Oh, my gosh, you’re totally right. I never even thought to use fanfiction as a zero-pressure environment in which to work on my weak points as a writer. I just…avoided my weak points as much as possible 🤣 In retrospect, that was a bad choice…I mean, my biggest weak point is romance and I was writing Twilight fics! But I suppose my other weak points as a writer were things like dialogue, and plot construction, and…um…writing.
I’m better at writing in general now so it might be time to start pointedly using fanfiction as a targeted boot camp. Because, let’s face it, avoiding romance hasn’t made me better at writing it 😜 What fandoms do you write for?
I love this page! For me, fan fiction is freeing because the characters aren’t mine. I just find different directions to take the characters in. I find fan fiction characters easier to work with as I already know them.

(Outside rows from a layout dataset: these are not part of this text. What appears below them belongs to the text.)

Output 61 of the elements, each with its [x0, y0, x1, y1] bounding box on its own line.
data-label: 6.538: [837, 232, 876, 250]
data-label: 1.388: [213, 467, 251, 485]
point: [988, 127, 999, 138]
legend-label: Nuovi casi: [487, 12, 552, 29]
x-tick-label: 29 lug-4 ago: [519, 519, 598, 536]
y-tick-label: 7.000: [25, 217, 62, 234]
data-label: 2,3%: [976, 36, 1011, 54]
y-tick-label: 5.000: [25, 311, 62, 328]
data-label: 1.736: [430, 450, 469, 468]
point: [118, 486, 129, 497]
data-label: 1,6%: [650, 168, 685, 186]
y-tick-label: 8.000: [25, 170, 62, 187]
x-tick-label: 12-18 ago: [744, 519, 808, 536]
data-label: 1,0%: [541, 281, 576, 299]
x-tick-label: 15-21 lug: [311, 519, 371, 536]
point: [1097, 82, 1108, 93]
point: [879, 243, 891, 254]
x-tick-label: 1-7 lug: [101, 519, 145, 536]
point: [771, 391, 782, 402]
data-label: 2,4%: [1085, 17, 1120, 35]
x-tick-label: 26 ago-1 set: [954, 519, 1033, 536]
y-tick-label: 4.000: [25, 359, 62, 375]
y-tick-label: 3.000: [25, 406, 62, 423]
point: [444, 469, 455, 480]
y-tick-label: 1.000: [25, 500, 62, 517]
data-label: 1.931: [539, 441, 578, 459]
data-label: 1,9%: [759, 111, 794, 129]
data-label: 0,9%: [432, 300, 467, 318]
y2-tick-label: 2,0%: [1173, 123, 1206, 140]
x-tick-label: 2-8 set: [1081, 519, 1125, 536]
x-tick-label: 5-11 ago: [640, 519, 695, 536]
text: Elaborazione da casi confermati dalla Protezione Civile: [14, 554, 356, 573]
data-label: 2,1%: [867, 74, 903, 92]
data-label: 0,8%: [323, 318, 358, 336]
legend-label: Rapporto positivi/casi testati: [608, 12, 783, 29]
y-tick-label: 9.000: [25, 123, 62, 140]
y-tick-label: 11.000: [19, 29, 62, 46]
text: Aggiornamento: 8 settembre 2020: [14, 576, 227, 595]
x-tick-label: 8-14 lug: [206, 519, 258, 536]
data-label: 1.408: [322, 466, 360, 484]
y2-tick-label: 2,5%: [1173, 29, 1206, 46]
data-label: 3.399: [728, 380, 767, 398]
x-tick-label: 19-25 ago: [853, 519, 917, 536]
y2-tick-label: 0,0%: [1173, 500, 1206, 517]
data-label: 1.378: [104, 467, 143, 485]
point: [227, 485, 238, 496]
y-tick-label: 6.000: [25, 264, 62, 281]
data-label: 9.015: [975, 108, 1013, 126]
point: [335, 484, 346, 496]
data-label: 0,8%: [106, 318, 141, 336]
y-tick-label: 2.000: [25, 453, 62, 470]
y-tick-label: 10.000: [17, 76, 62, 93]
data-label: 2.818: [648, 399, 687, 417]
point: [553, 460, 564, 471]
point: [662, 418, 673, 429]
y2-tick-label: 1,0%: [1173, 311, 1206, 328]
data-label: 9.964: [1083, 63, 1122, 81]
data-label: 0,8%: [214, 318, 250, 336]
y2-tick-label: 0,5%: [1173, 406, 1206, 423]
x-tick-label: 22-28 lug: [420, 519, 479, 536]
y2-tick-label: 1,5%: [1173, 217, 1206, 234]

My specialty is POIROT fan fiction, based on the ITV series. I love David Suchet in the role and the screenwriters have, in the estimations of more than a few readers, done more to flesh out the characters than the original author ever thought to. Kinda sad when you think about it. But what Poirot’s apathetic author didn’t take time for has become my playground and I am LOVING it!
And…well… in truth, I utterly ABHOR agatha chrisite! She treated Poirot like the child she thought she wanted but then treated like an unwelcome guest; referring to him as DETESTABLE and a “conceited creep”. I will NOT have a christie novel of any sort in my home because an author who will NOT support their characters deserves ZERO respect from readers. Period.
Where christie couldn’t be bothered to give Poirot a love story, I will give him a tragic love story that will be part of his back story. Kinda like Eric Segal’s Love Story, only the female character is a LOT kinder than the woman in Segal’s version. For his final story, he will get a DECENT FUNERAL, with full Scotland Yard honors, and his killer will be brought to swift and deserved justice. It may sound a bit sadistic of me to say, but I’m very much looking forward to handing out that justice! If you’re familiar with the series at all, the villain will be someone Poirot long thought to be a friend, and bears a strong ‘creative’ resemblance to the author who hates him.
For the creative end of fan-fiction writing, I’m not sure if it makes writers more ambitious or lazy. I guess we have to take the training wheels off sometime, and go it on our own, but the “TEMPLE OF OUR FAMILIAR” (Alice Walker) can get too cozy to leave.
Lol yeah we’ve all had those moments where we realise that our favourite characters haven’t been given the proper treatment. I think a fair bit of fanfiction is just yelling “WHY MUST I DO EVERYTHING MYSELF SOMEONE GET ME A PEN I’M FIXING THIS” 😂🤣 Sounds like you’ve put a lot of time and effort into giving Poirot the love he deserves!